È una distinzione che si può legittimamente scegliere di ritenere non più applicabile, ma che non può essere “gabbata” attraverso il ricorso all’impossibilità. Ieri si è parlato di una marcia indietro della Cancelliera Merkel. Ora, al di là del fatto che l’annuncio urbi et orbi di Frau Merkel abbia oggettivamente accentuato la pressione sulle frontiere europee, il fatto più importante è un altro ed è molto più significativo. Non è che i tedeschi e i loro governanti sono diventati come gli italiani e vanno avanti a forza di annunci, fanfaronate e spavalderie. Il fatto vero è che in questo mondo nuovo, di fronte al fenomeno che sta abbattendosi sui nostri confini e sfidando le nostre società, neppure la grande, ricca, potente Germania può farcela da sola. Ha bisogno che anche gli altri facciano la loro parte, come ne avevano e ne hanno bisogno Italia, Grecia e Ungheria.
Da qui si ricavano due lezioni. Una che riguarda la questione delle migrazioni e l’altra l’Europa. Sul primo versante, quella che è straordinaria è la dimensione del flusso. Diecimila persone che ogni giorno arrivano in Ungheria, numeri simili che riguardano Grecia e Italia, non possono essere efficacemente gestite con misure ordinarie. Potremmo chiederci polemicamente come mai, fino a quando l’esodo non ha scelto la rotta balcanica, “l’Europa carolingia” è sembrata credere che la questione riguardasse solo i Paesi del Mediterraneo. Ma servirebbe a poco di fronte all’ovvietà che i flussi sono un fenomeno strutturale destinato a durare (toh, per una volta la Cia ha detto la cosa giusta). Essi sono la macromanifestazione del malfunzionamento di un’economia globale dove la ricchezza si concentra sempre più nelle mani di pochissimi (in Ghana come negli Stati Uniti come in Europa), sono il pendant dei flussi finanziari fuori controllo e come quelli generano crisi (finanziarie in un caso, demografiche nell’altro).
Sul secondo versante l’ovvio insegnamento è che solo uniti potremo (forse) farcela.

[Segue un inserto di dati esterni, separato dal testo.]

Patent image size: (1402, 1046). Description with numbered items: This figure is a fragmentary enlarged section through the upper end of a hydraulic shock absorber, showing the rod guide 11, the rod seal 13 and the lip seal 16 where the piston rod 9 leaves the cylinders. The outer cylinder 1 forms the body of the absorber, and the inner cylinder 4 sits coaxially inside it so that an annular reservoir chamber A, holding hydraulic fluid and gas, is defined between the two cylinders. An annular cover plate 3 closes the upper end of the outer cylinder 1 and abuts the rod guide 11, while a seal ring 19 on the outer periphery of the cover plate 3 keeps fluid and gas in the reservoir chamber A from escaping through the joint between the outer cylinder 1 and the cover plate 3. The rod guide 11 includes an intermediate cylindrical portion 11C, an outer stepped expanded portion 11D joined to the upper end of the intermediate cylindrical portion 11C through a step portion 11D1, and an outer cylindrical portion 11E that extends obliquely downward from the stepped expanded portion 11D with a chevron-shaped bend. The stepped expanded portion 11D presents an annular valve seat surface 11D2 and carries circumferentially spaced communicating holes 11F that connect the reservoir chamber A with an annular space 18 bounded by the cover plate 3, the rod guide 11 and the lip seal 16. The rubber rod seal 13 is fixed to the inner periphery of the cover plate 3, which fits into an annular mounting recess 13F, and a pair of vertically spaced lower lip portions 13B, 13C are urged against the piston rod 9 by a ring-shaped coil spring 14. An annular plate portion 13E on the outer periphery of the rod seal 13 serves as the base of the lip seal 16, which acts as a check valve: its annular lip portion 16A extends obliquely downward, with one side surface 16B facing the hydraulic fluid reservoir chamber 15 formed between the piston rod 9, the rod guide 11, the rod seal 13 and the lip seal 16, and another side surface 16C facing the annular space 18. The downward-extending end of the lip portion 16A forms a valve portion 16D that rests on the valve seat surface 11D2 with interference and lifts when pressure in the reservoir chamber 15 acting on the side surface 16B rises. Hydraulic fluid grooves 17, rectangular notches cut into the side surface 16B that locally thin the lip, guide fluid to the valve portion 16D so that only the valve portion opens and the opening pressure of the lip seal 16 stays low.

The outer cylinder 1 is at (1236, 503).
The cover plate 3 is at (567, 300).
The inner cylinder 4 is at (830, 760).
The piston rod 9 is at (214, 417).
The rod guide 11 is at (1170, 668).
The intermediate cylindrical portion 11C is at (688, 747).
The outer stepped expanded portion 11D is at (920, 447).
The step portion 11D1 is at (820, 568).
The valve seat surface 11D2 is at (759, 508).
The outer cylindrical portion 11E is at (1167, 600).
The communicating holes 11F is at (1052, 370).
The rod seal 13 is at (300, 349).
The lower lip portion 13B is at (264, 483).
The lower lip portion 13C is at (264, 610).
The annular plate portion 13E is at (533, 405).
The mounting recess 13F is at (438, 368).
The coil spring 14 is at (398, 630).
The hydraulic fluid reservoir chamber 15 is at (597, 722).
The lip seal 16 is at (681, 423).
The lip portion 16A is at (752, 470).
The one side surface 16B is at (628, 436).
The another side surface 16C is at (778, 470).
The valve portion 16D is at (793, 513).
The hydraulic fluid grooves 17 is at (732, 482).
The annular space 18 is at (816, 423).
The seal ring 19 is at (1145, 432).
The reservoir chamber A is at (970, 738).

A condizione però che le chiacchiere lascino il posto ai fatti e che l’Europa si assuma tutte le sue responsabilità per provare a gestire i flussi e intervenire immediatamente per rallentarne l’intensità. Comprese le responsabilità militari: che non significa la proposta parolaia e retorica di utilizzare la forza contro gli scafisti (dove? Come?) ma contro quel cancro chiamato Daesh o “Stato Islamico” che questo incremento sta contribuendo a generare. Altrimenti il tweet sulla necessità di “muoversi” piuttosto che “commuoversi” rischia di tornare al mittente.